The dataset is wiped out when any aspect of the model structure is
changed, and rebuilt as needed for computation. For
particular applications that require specialized
optimization, the dataset can be provided exogenously after the
model stucture is finalized, but generally
it will be convenient for users to let Larch build the dataset
automatically from a datatree.
m.datatree
<larch.dataset.DataTree>
datasets:
- main
relationships: none
m.dataset
<xarray.Dataset> Dimensions: (caseid: 4, altnum: 3, var_co: 1, var_ca: 2) Coordinates: * caseid (caseid) int64 1 2 3 4 * altnum (altnum) int64 1 2 3 alt_names (altnum) object 'Car' 'Bus' 'Walk' * var_co (var_co) <U6 'Income' * var_ca (var_ca) <U4 'Cost' 'Time' Data variables: co (caseid, var_co) float64 3e+04 3e+04 4e+04 5e+04 ca (caseid, altnum, var_ca) float64 150.0 30.0 100.0 ... 0.0 10.0 ch (caseid, altnum) int64 1 0 0 0 1 0 0 0 1 0 0 1 av (caseid, altnum) int8 1 1 1 1 1 0 1 1 1 1 1 1 Attributes: _caseid_: caseid _altid_: altnum
Nesting Structures¶
By default, a model in Larch is assumed to be a simple multinomial
logit model, unless a nesting structure is defined.

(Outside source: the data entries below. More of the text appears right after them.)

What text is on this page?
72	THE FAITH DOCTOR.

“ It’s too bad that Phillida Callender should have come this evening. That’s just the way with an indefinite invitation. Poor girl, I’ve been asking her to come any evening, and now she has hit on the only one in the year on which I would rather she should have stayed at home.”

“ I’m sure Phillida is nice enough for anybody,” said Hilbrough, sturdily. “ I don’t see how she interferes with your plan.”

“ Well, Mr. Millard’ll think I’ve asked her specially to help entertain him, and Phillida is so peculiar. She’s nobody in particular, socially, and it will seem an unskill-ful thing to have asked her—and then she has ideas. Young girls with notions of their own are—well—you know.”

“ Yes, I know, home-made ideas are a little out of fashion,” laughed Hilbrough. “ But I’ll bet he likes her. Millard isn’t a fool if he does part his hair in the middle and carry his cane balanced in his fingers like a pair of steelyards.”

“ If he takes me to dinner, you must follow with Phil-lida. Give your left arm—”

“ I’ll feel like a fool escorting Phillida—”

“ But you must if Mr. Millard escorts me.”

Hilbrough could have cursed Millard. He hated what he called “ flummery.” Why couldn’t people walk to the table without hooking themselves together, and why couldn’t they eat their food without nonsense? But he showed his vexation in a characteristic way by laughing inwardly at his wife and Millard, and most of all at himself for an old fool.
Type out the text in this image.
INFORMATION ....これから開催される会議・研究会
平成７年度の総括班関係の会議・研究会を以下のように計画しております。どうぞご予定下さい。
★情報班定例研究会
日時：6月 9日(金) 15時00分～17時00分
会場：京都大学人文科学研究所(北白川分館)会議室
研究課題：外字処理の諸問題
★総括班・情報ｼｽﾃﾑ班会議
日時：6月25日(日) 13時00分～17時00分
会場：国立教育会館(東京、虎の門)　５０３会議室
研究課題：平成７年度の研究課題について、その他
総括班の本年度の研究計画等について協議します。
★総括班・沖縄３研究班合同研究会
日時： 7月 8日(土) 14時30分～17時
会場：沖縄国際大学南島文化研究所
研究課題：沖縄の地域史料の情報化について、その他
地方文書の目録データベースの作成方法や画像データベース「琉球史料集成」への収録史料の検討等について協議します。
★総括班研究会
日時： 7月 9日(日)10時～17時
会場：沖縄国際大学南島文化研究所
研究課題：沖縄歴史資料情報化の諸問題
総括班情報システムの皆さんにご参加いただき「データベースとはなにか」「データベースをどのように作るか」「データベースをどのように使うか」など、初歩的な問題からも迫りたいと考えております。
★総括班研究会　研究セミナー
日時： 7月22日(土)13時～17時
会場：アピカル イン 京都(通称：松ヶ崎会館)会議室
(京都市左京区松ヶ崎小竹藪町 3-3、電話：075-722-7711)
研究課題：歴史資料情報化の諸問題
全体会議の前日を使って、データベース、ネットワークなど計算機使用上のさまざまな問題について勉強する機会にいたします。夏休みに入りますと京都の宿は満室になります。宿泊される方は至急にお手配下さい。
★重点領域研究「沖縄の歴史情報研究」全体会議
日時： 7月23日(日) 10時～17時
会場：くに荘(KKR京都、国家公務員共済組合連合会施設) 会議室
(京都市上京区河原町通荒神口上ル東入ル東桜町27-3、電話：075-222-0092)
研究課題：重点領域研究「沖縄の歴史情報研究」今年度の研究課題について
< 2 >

That structure
is defined in a model’s graph
.
m.graph
Adding a nest can be accomplished the the new_node
method,
which allows you to give a nesting node’s child codes, a name, and attach a logsum parameter.
z = m.graph.new_node(parameter='Mu_Motorized', children=[1,2], name='Motorized')
m.graph
The return value of new_node
is the code number of the new nest. This is assigned automatically so
as to not overlap with any other alternatives or nests. We can use this
to develop multi-level nesting structures, by putting that new code
number as the child for yet another new nest.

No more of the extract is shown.